SB 538 will allow payor groups to determine quality and cost by selecting which affiliates of the provider group will be in their contract. Dr. Larry DeGhetaldi, Division President of the Palo Alto Medical Foundation in Santa Cruz, voiced his concern that the bill acts as an existential threat to the health systems of Santa Cruz County. According to Dr. DeGhetaldi, while well intended, the bill fails consider the coordinated care of integrated healthcare systems. SB 538 will allow health plans to cherry-pick and fragment healthcare systems. By prohibiting arbitration between provider networks and healthcare plans, SB 538 will give power to for-profit health plans. This bill will allow large health plans to sell providers while free from the oversite of protective departments such as the Department of Managed Health Care. Dr. Wells Shoemaker, preceding regional co-chair at HIP, re-emphasized that unions and other self-insured entities will piggyback onto coerced rate regulations without having to deliver the whole panorama of patient protections promised by the Knox Keene Act. Patients may lose timely access, transparency, monitoring of performance, quality, and accountability. While all are required by law, the bill allows payor groups to collect rates without protections. Dr.
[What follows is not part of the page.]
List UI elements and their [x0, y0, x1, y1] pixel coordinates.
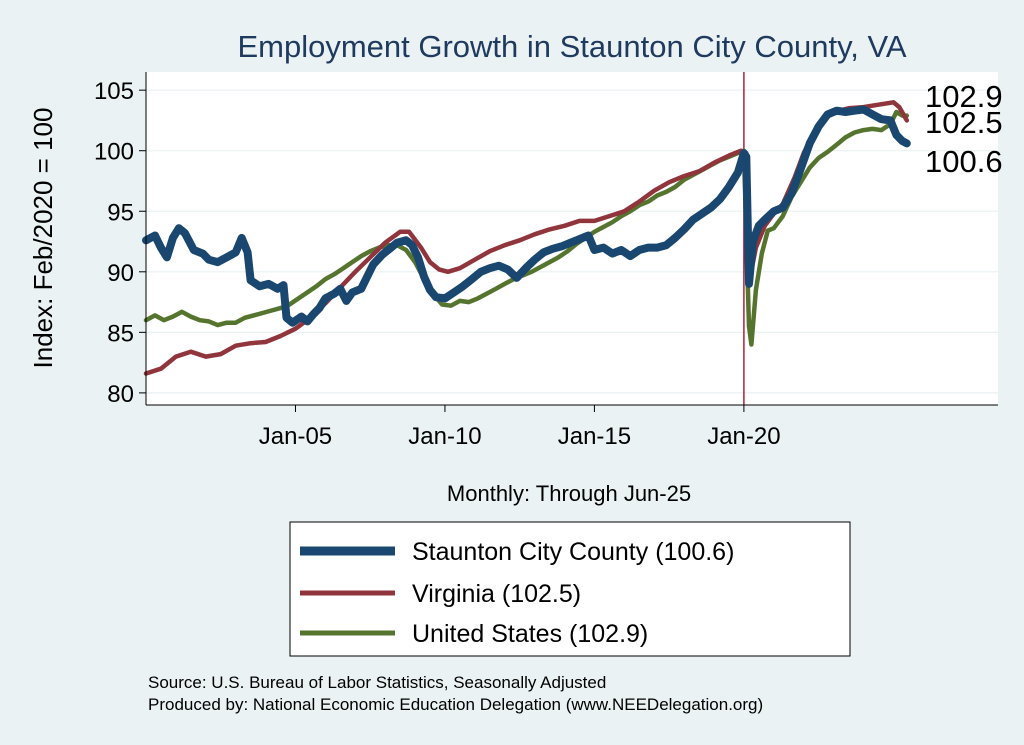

Donaldo Hernandez, of the Palo Alto Medical Foundation representing the California Medical Association, also mentioned concerns regarding certain provisions of the bill. Without the ability to contract with various plans, provider networks are placed at a financial disadvantage. According to Dr. Hernandez, this pushes the balance back into the hands of insurers at the detriment of providers.
In closing, Senator Bill Monning stated his belief that transparency is critical to informed patient access and that his bill will provide equal opportunities in the negotiation of contracts. According to Senator Monning, the bill should affect less than one fourth of all patients in provider networks and will not represent reform across all patient platforms.